Les intervenants présentaient des mémoires ou donnaient leur opinion pour la première fois concernant la construction de la conduite de gaz naturel de 13,8 kilomètres dont l’objectif est d’alimenter l’usine que Métaux BlackRock souhaite construire à La Baie.

Le Conseil régional de l’environnement et du développement durable du Saguenay-Lac-Saint-Jean (CREDD) ainsi que la Coalition Fjord dénoncent le morcellement du projet.

Pour limiter les impacts cumulatifs sur le milieu, il faut que les initiateurs des projets, soit Métaux Blackrock, Énergir, la Ville de Saguenay et Hydro-Québec, collaborent pour coordonner les travaux. Ils pourraient envisager de partager les chemins pour limiter la fragmentation des habitats et des milieux humides.

Alexandra Dupéré, porte-parole du CREDD

La protection des milieux humides et de la végétation est d’ailleurs le principal défi d’Énergir.

Une carte dépeignant le tracé du gazoduc que souhaite construire Énergir.

Le gazoduc de près de 14 kilomètres proposé par Énergir pour alimenter Métaux BlackRock partirait de l'aéroport de Bagotville et aboutirait sur le chemin du quai Marcel-Dionne à La Baie.

Photo : Courtoisie

L’Union des producteurs agricoles craint aussi les impacts négatifs sur les terres.

En traversant la zone agricole, le pipeline pourrait entraîner des pertes au niveau des cultures en cas de bris. Le promoteur promet des compensations, mais la perte de temps des agriculteurs est un autre préjudice, a soulevé Gilles Brassard, président de l’UPA, durant l’audience.

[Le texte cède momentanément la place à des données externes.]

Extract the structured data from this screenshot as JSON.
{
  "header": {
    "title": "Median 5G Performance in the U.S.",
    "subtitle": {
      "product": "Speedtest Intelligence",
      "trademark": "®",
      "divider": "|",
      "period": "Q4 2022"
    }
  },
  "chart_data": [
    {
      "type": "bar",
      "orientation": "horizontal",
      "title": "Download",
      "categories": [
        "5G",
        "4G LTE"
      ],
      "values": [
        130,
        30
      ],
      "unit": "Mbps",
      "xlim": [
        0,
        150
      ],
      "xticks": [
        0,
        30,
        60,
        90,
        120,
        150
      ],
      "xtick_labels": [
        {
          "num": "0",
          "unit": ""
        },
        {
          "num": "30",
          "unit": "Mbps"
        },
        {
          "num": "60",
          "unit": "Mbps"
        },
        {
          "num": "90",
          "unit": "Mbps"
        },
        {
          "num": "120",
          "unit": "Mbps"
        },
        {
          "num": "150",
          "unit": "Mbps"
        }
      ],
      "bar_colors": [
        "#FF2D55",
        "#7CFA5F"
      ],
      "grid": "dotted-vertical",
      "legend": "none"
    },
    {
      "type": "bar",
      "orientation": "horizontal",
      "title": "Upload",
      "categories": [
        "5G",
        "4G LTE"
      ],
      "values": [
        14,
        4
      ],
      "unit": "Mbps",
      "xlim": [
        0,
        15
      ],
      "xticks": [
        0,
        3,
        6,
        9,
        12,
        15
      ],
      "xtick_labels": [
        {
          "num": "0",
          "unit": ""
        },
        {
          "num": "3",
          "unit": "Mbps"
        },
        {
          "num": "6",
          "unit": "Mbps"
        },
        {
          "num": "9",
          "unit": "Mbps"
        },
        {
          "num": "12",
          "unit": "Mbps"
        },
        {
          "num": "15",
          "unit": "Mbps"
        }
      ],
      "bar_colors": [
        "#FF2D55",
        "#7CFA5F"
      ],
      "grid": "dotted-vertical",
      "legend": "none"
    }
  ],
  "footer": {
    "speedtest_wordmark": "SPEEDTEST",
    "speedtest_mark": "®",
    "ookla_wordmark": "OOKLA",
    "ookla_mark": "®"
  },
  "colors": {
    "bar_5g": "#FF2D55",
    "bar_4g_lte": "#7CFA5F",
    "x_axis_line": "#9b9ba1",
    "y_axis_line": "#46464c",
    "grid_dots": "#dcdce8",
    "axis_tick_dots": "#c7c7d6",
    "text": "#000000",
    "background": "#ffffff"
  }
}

Pour sa part, Regroupement vigilance hydrocarbures Québec s'est fermement opposé au projet et défend une économie durable.

Ce n’est pas une fois la conduite installée qu’on sera capable d’en atténuer ses effets.

Louise Morand, porte-parole du Regroupement vigilance hydrocarbures Québec

Le co-porte-parole de la Coalition Fjord Adrien Guibert-Barthez a surenchéri sur ce point et en réclamant plus d’informations sur les répercussions des fuites éventuelles de la conduite.

À la défense du projet

L’instigateur de la pétition en faveur des grands projets industriels, Pierre Charbonneau, dit oui aux projets Énergie Saguenay, Arianne Phosphate et Métaux Blackstock et il voit d’un bon œil la construction du pipeline en matière d'emplois et de retombées économiques.

Selon lui, le gaz naturel est un bonne option de remplacement d'autres combustibles comme le charbon.

À la lumière de tous ces commentaires, le BAPE doit maintenant rédiger un rapport qui sera destiné au ministre de l'Environnement, Benoit Charette.